One of the original co-founders of The Flea, Wellman is known for what a critic once described as work that “rebels against theatrical conventions, often abandoning such traditional elements as plot and character altogether.” 

That is a big challenge for someone like me who thrives on narrative. And that must have been apparent because during the one-hour break between the two shows, another reviewer violated the critics’ code of not talking about a show while you’re in the theater and ambled over to ask me what I thought of what we’d just seen. As I told him, I’m not sure.

The first of the two plays is Bad Penny, which was created as a site-specific piece that was performed in Central Park when it premiered in 1989. It involves a guy who is trying to get his car tire fixed, a woman who has a penny that she believes brings bad luck and the different kinds of New Yorkers they encounter.

The actors playing the New Yorkers are embedded in the audience and so part of the experience is figuring out who’s going to speak out next—and who to listen to since several conversations go on at the same time. 

At one point, a silent Golem-like character, who is listed on the one-sheet program as “Boatman,” appears and dominates the action.  I guessed he’s supposed to be death. But who knows?

The cast, directed by Kristan Seemel is composed primarily of members of the Flea’s resident company The Bats and their acting is up and down, with some Bats seeming to be as befuddled by what was going on as I was.

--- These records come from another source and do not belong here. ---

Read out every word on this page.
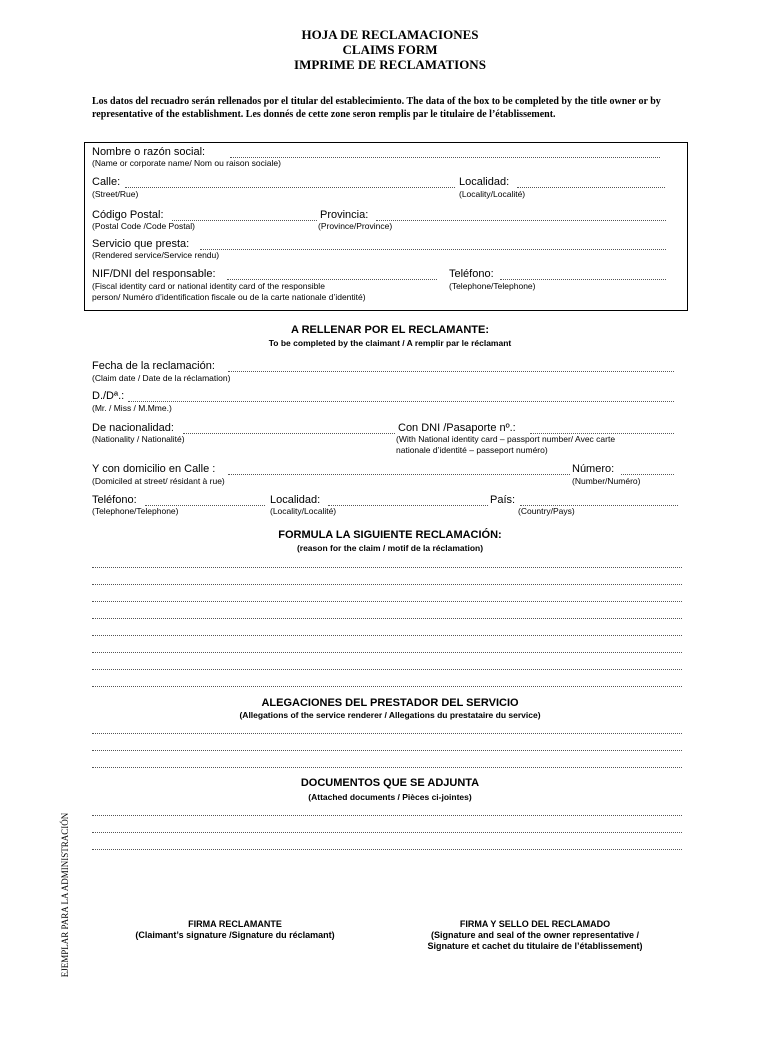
HOJA DE RECLAMACIONES
CLAIMS FORM
IMPRIME DE RECLAMATIONS
Los datos del recuadro serán rellenados por el titular del establecimiento. The data of the box to be completed by the title owner or by representative of the establishment. Les donnés de cette zone seron remplis par le titulaire de l’établissement.
Nombre o razón social:
(Name or corporate name/ Nom ou raison sociale)
Calle:
(Street/Rue)
Localidad:
(Locality/Localité)
Código Postal:
(Postal Code /Code Postal)
Provincia:
(Province/Province)
Servicio que presta:
(Rendered service/Service rendu)
NIF/DNI del responsable:
(Fiscal identity card or national identity card of the responsible
person/ Numéro d’identification fiscale ou de la carte nationale d’identité)
Teléfono:
(Telephone/Telephone)
A RELLENAR POR EL RECLAMANTE:
To be completed by the claimant / A remplir par le réclamant
Fecha de la reclamación:
(Claim date / Date de la réclamation)
D./Dª.:
(Mr. / Miss / M.Mme.)
De nacionalidad:
(Nationality / Nationalité)
Con DNI /Pasaporte nº.:
(With National identity card – passport number/ Avec carte
nationale d’identité – passeport numéro)
Y con domicilio en Calle :
(Domiciled at street/ résidant à rue)
Número:
(Number/Numéro)
Teléfono:
(Telephone/Telephone)
Localidad:
(Locality/Localité)
País:
(Country/Pays)
FORMULA LA SIGUIENTE RECLAMACIÓN:
(reason for the claim / motif de la réclamation)
ALEGACIONES DEL PRESTADOR DEL SERVICIO
(Allegations of the service renderer / Allegations du prestataire du service)
DOCUMENTOS QUE SE ADJUNTA
(Attached documents / Pièces ci-jointes)
FIRMA RECLAMANTE
(Claimant’s signature /Signature du réclamant)
FIRMA Y SELLO DEL RECLAMADO
(Signature and seal of the owner representative /
Signature et cachet du titulaire de l’établissement)
EJEMPLAR PARA LA ADMINISTRACIÓN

Still, the show is done in the outdoor courtyard of The Flea’s relatively new home on Thomas Street in Tribeca. It was a summery evening the night I saw it, sitting on one of the lawn chairs arrayed around the space (later comers had to settle for blankets on the floor) and the 45 minutes passed pleasantly enough and might have done so even more if I’d gotten a drink at the cash bar set up in the corner before the performance began.

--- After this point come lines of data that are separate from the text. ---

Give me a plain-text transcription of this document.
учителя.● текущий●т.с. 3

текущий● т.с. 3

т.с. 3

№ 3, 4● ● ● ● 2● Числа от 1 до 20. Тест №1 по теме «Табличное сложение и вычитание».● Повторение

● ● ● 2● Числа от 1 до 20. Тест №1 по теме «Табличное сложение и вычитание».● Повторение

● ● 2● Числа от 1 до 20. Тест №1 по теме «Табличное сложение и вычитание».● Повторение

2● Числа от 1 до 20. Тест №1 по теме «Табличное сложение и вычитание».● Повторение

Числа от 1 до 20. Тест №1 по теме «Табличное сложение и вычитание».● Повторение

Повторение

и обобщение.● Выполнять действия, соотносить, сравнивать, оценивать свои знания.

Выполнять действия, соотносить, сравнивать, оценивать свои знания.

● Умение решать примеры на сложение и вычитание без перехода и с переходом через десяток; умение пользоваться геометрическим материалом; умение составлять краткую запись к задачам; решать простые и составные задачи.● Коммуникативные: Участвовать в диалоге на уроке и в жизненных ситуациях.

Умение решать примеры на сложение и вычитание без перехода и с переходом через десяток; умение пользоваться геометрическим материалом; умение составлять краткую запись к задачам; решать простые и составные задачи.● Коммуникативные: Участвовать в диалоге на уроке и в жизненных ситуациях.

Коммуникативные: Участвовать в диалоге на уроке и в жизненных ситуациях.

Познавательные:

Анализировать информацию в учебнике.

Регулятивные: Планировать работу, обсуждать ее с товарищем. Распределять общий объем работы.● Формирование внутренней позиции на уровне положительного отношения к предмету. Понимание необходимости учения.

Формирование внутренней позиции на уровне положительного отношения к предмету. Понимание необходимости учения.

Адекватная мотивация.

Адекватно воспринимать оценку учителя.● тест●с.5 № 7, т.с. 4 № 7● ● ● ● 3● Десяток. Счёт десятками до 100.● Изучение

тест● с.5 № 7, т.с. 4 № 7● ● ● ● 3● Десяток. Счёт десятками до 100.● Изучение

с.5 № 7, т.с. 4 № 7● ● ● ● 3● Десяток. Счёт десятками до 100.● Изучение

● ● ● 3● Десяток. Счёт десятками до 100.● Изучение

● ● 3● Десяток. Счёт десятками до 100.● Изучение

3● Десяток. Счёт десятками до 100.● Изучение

I’m not sure why the break between the shows was an hour long because Sincerity Forever, the second part of the bill, was performed inside in the small underground space known as The Siggy, in honor of Flea co-founder Sigourney Weaver, and performed by an entirely different and, under the direction of Dina Vovsi, a somewhat more skilled group of actors.

The set-up for this 1990 play is a fictional southern town, populated by Christian zealots, hood-wearing Ku Klux Klan members and, strangest of all, Jesus who in this incarnation is both black and female. 

The satire here is more obvious (characters keep insisting that any behavior should be considered acceptable so long as it's sincere). And, of course, it's sadly more relevant. 

After the initial unease of seeing the hood-clad actors wore off a bit, the audience seemed more into this show than those seeing Bad Penny had been. Me too.  At least I think so.